Tesla Model 3 Teardown Reveals a 'Symphony of Engineering,' 30 Percent Profit Margin (bloomberg.com)
An anonymous reader quotes a report from Bloomberg: Munro & Associates, a small Detroit-area firm that disassembles new cars and analyzes them down to the nuts and bolts, came out in April with damning findings that the Model 3 was poorly built and -- even worse for Tesla's long-term outlook -- costly to build. On that second point, at least, founder Sandy Munro has reversed course. Upon further analysis, his firm has found that the sedan can be profitable. It may even have the potential to make a 30 percent margin, which would be unmatched by any other other battery-powered vehicle. Munro said the systems that impressed him most were the tight integration of circuit board components, which he calls "a symphony of engineering," and the efficiency of the battery developed by Tesla and Panasonic Corp. Munro also pointed to a comprehensive side-by-side comparison of the parts and materials used by the Model 3, General Motors Co.'s Chevrolet Bolt, and BMW AG's i3, in which the Model 3 comes out favorably. The report echoes a teardown published in June by German magazine WirtschaftsWoche, which found that the Model 3 costs about $28,000 to build -- $18,000 for materials and $10,000 for production.

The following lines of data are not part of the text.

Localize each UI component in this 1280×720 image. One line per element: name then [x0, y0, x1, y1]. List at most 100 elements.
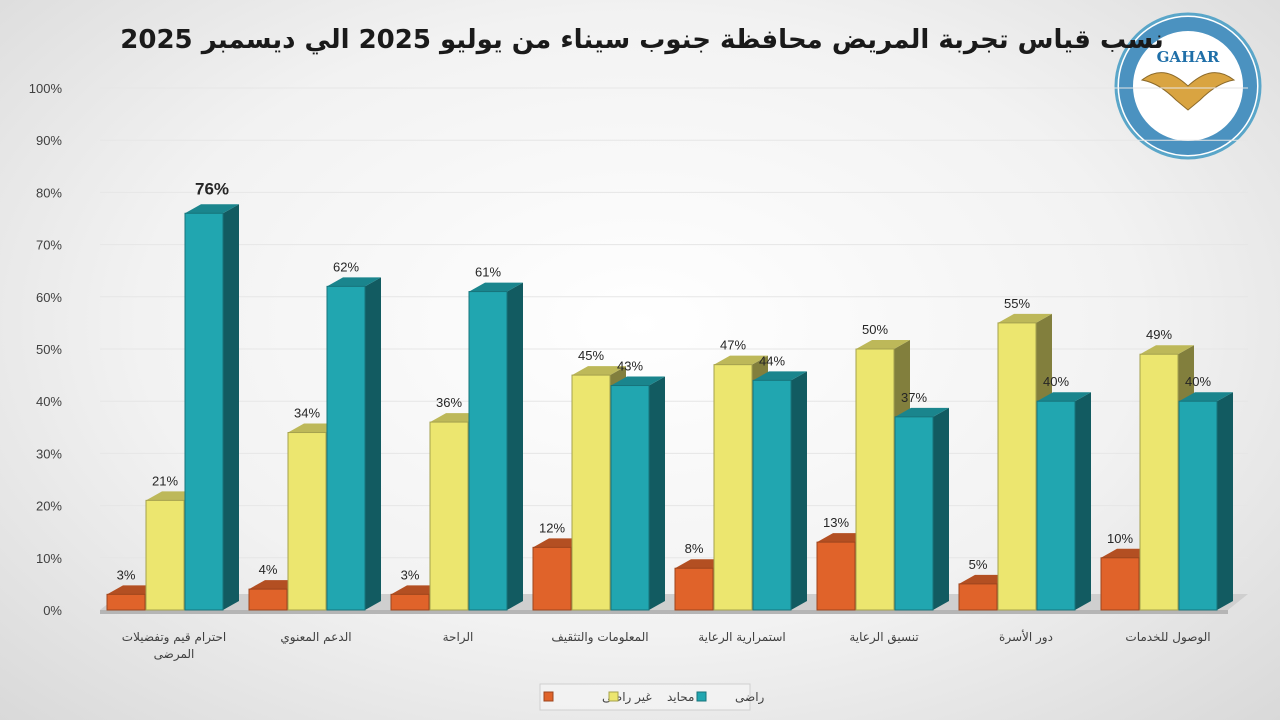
- legend: غير راضى محايد راضى: [539, 683, 765, 711]
- data-label: 40%: [1185, 374, 1211, 389]
- bar-top: [1179, 392, 1233, 402]
- y-tick-label: 60%: [36, 290, 62, 305]
- data-label: 5%: [969, 557, 988, 572]
- data-label: 76%: [195, 179, 229, 198]
- bar-side: [1075, 392, 1091, 610]
- bar: [752, 379, 792, 611]
- data-label: 47%: [720, 338, 746, 353]
- bar: [106, 593, 146, 611]
- bar: [145, 499, 185, 611]
- bar-top: [185, 204, 239, 214]
- bar-top: [895, 407, 949, 417]
- bar: [248, 588, 288, 611]
- y-tick-label: 70%: [36, 238, 62, 253]
- data-label: 3%: [117, 567, 136, 582]
- bar-side: [1217, 392, 1233, 610]
- y-tick-label: 30%: [36, 446, 62, 461]
- bar: [855, 348, 895, 611]
- y-tick-label: 90%: [36, 133, 62, 148]
- y-tick-label: 80%: [36, 185, 62, 200]
- bar: [674, 567, 714, 611]
- y-axis: 0% 10% 20% 30% 40% 50% 60% 70% 80% 90% 100%: [29, 81, 63, 618]
- bar: [894, 416, 934, 611]
- logo-band: [1119, 17, 1257, 155]
- bar: [390, 593, 430, 611]
- legend-box: [539, 683, 751, 711]
- x-tick-label: دور الأسرة: [999, 629, 1053, 645]
- data-label: 4%: [259, 562, 278, 577]
- bar: [532, 546, 572, 611]
- bar-group: 40%: [1036, 374, 1091, 611]
- bar-group: 37%: [894, 390, 949, 611]
- bar: [1100, 557, 1140, 611]
- legend-label: محايد: [667, 690, 694, 704]
- y-tick-label: 50%: [36, 342, 62, 357]
- legend-swatch: [543, 691, 554, 702]
- bar-top: [714, 355, 768, 365]
- data-label: 50%: [862, 322, 888, 337]
- bar: [326, 285, 366, 611]
- bar-group: 76%: [184, 179, 239, 611]
- data-label: 13%: [823, 515, 849, 530]
- bar-side: [507, 282, 523, 610]
- legend-swatch: [608, 691, 619, 702]
- data-label: 37%: [901, 390, 927, 405]
- x-tick-label: استمرارية الرعاية: [698, 630, 786, 645]
- x-tick-label: الوصول للخدمات: [1125, 630, 1210, 645]
- y-tick-label: 0%: [43, 603, 62, 618]
- data-label: 12%: [539, 520, 565, 535]
- y-tick-label: 40%: [36, 394, 62, 409]
- x-tick-label: المعلومات والتثقيف: [551, 630, 648, 645]
- data-label: 55%: [1004, 296, 1030, 311]
- bar: [184, 212, 224, 611]
- bar: [1036, 400, 1076, 611]
- bar-top: [327, 277, 381, 287]
- x-tick-label: الراحة: [443, 630, 474, 645]
- bar: [816, 541, 856, 611]
- bar-top: [572, 366, 626, 376]
- bar-side: [365, 277, 381, 610]
- bar: [429, 421, 469, 611]
- x-tick-label: الدعم المعنوي: [280, 630, 351, 645]
- bar: [713, 364, 753, 611]
- bar: [1139, 353, 1179, 611]
- bar-side: [791, 371, 807, 610]
- data-label: 21%: [152, 473, 178, 488]
- bar-group: 61%: [468, 265, 523, 611]
- bar: [468, 291, 508, 611]
- bar: [610, 385, 650, 611]
- bar-top: [998, 313, 1052, 323]
- chart-title: نسب قياس تجربة المريض محافظة جنوب سيناء …: [120, 25, 1163, 55]
- data-label: 8%: [685, 541, 704, 556]
- bar: [1178, 400, 1218, 611]
- y-tick-label: 20%: [36, 499, 62, 514]
- bar-group: 44%: [752, 353, 807, 611]
- bar-top: [1140, 345, 1194, 355]
- bar-top: [469, 282, 523, 292]
- bar: [287, 432, 327, 611]
- data-label: 61%: [475, 265, 501, 280]
- legend-label: راضى: [735, 690, 765, 705]
- eagle-icon: [1140, 72, 1236, 111]
- bars: 3% 21% 76% 4% 34% 62% 3% 36% 61% 12% 45% 43% 8% 47% 44…: [106, 179, 1233, 611]
- bar-top: [1037, 392, 1091, 402]
- bar: [997, 322, 1037, 611]
- data-label: 43%: [617, 359, 643, 374]
- legend-swatch: [696, 691, 707, 702]
- data-label: 3%: [401, 567, 420, 582]
- data-label: 34%: [294, 406, 320, 421]
- x-tick-label: تنسيق الرعاية: [849, 630, 918, 645]
- data-label: 10%: [1107, 531, 1133, 546]
- data-label: 49%: [1146, 327, 1172, 342]
- gahar-logo: GAHAR: [1114, 12, 1262, 160]
- bar-group: 40%: [1178, 374, 1233, 611]
- bar-top: [753, 371, 807, 381]
- data-label: 62%: [333, 259, 359, 274]
- bar-side: [649, 376, 665, 610]
- bar: [571, 374, 611, 611]
- x-tick-label: المرضى: [154, 647, 195, 662]
- bar-group: 43%: [610, 359, 665, 611]
- floor-front: [100, 610, 1228, 614]
- logo-text: GAHAR: [1157, 48, 1220, 66]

Then why isn't Tesla profitable?
Well, roughly, they have spent the last two years building up manufacturing capability, and only the last month has their manufacturing been putting out a reasonable number of cars, so the upfront costs are spent, but the income stream produced by the investment has only started. The key question is to look at Tesla's balance sheet in six months.
In more nerd terms, the "income" part of "income-outgo = profit" is a time integral, while a large portion of the outgo is fixed, so the profitability rises with time.